Kurz der Rest: Zweites Partybild: Odile (Masa Kolar) versprüht Sex à la Nachtbar, Siegfried fällt drauf rein, Odette taucht auf, Entsetzen – im folgenden, zweiten Schwanenbild, trennt sie sich von Siegfried und Rotbart, schreitet nach hinten ins Dunkel. Schon längst ist Thoss nach dem ersten, noch vital erscheinenden Akt trotz allen Gewusels die Puste ausgegangen. Das choreographische Geschehen dreht in ununterbrochener Betriebsamkeit leer, vermag nur noch wenige Momente der Trauer, Scheu von Odette zu konturieren. Dreiviertel der Produktion langweilen, hängen durch. Thoss, im jetzigen Stand seines Könnens, scheint mir der Mann für Kurzballette von maximal dreißig Minuten zu sein. Die Tänzer/innen können den verkorksten Abend nicht retten: Mia Johansson wächst nicht zur beherrschenden Figur, verkörpert eher den Liebeskummer eines Teenagers als die Liebestragödie einer Frau. Technisch brillanter kommt Uwe Fischer als arroganter Schnösel Rotbart daher, dämonisches Charisma geht ihm ab. Zoran Markovic, von Thoss kaum mit lohnenden Bewegungen bedacht, spielt als Siegfried den Langweiler vom Dienst. Präsent bis in die Fingerspitzen schlängelt sich Masa Kolar als Odile über die Bühne: vertane Mühe. Zwar werden im Programmheft Partiturnummern und Zuordnungen aufgelistet, aber nicht die Personen genannt, die die Einlagen tanzen. So kann ich nur raten, dass es wahrscheinlich Vanessa Curado war, die im 1. Akt ein brillantes Solo mit hohen Sprüngen und kraftvoller Attacke vorführte. Das Ensemble agierte durchwegs mit vollem Einsatz, als sei es an einen Riesenakku angeschlossen.

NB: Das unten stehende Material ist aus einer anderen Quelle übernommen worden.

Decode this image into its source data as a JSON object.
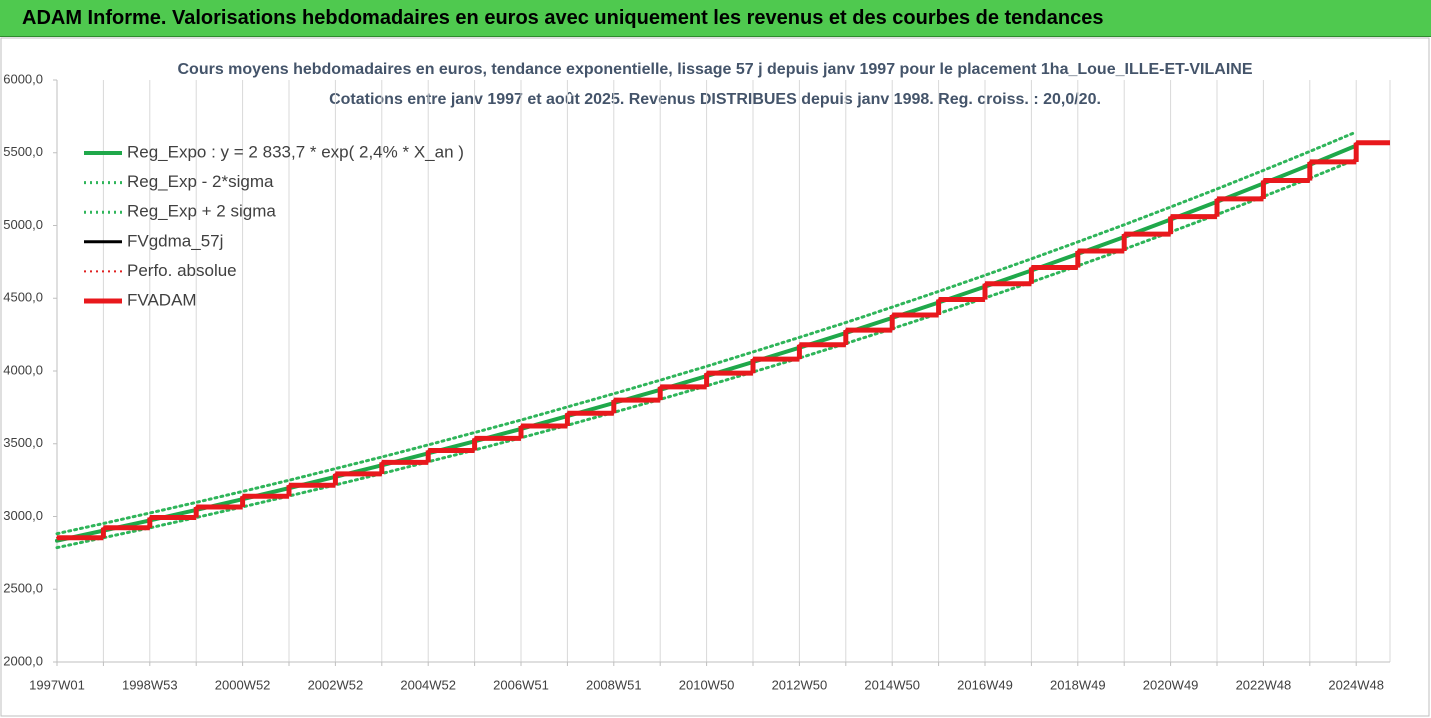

Bleibt die Musik, deren Nummernfolge Thoss umstellte. Das Orchester widmete sich unter der aufmerksamen Leitung von Markus Frank mit Sorgfalt der anspruchsvollen Partitur. Die Feinheiten der Instrumentierung wurden klar herausgeschält, die Höhepunkte prunkten in feudaler Pracht, tänzerische Tempi angeschlagen – und fast nichts passte zu dem Schickimicki-Geschehen auf der Bühne. Ehrlicherweise hätte sich Thoss eine Rock-, Pop-, Techno-, Rapmusik komponieren, zusammenstellen oder zumindest Bearbeitungen ins Tschaikowski-Original einbauen lassen sollen. Von Mats Eks lustvoll anarchistischer Zerstörung von klassischen Klischees, wie etwa in seinem „Dornröschen“ choreographisch genial demonstriert, oder John Neumeiers intelligenter und inspirierter Fassung „Illusionen wie Schwanensee“ trennen Stephan Thoss jedenfalls (noch?) Welten.